The Wildcats got a Big East guy in Willard, save for the three years he was at Maryland. Willard was a six-year assistant to Rick Pitino at Louisville, which was in the Big East in Willard's last two years there, and he was head coach at Seton Hall from 2010-22.
"I feel like I'm in the prime of my coaching career," Williard said. "I just turned 50. I'm blessed to have two kids who are going to go off to college soon. My wife and I, we're going to be empty-nesters, so this is my life. This was my wife and I making a decision together where we wanted to spend, technically, my last job."
Willard said he has been busy assembling his roster. He said he has done about 120 recruiting-related Zoom calls in the past week. All five starters have exhausted their eligibility, and three reserves have entered the transfer portal so far.

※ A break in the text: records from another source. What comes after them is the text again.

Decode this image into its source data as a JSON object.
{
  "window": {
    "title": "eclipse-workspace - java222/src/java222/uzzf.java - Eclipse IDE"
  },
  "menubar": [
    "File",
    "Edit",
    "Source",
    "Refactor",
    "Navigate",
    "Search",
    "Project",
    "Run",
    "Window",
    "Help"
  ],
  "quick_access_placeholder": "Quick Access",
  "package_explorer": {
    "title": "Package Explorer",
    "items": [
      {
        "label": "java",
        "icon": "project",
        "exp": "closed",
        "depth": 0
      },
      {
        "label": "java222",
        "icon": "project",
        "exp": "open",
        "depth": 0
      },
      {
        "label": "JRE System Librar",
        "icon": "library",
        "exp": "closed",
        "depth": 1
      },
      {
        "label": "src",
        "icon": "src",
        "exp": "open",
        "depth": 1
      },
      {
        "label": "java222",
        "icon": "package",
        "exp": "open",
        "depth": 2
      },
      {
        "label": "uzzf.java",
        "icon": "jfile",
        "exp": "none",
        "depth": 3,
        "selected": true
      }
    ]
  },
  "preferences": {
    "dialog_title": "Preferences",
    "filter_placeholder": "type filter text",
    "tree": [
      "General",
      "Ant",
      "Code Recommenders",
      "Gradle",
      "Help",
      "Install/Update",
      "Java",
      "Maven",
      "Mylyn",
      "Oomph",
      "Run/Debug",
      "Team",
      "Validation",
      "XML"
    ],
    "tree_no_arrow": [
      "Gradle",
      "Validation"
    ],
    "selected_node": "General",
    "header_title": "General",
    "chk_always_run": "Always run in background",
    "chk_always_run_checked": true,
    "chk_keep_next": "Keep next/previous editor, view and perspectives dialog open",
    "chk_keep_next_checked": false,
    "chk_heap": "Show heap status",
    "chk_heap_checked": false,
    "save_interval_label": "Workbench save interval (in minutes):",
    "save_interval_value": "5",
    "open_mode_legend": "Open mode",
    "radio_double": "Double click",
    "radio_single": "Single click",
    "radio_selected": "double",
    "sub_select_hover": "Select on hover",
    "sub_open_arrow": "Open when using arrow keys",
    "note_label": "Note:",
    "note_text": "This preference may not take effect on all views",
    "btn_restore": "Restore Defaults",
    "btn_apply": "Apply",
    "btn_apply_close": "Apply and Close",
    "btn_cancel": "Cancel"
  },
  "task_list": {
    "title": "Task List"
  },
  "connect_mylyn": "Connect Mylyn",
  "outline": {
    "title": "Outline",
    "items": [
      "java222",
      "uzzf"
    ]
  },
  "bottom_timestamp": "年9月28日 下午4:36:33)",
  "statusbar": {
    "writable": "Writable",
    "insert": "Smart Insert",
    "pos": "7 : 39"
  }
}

"I'm extremely confident in my staff and I about what we're going to build and how we're going to build it," he said. "We're making sure we're doing it the right way with the kids we want. We're going to lose some kids to the portal. That's understandable."
Willard's parting with the Terrapins wasn't clean. During media appearances last month, he publicly campaigned for more resources and said Maryland's funding for name, image and likeness pay was woefully inadequate.
The headline-making scuttlebutt prompted him to open his Villanova news conference with self-deprecating humor.
"I'm going to be brief because I've learned over the last two weeks it's probably better to say less than it is more," Willard said, drawing laughs. "I promised my wife I'd be on my best behavior."
Willard said the college sports environment has become "out of control" the last three years with athletes allowed to earn money for endorsements, and more challenges await once revenue sharing begins as soon as July.
"The average person just doesn't understand what's going on with transfer portal, NIL, how much money is being spent," he said. "This is the greatest sport, in my opinion. We are in the Northeast. It's the best area to play college basketball.
"I think we all hope there are some guardrails put in place to not only help the schools — I think the schools are going to be tremendously challenged the next three, four years — but also to help the players and give them some guidelines and some rules that will help them stay in school longer, be part of a family like this, a culture like this."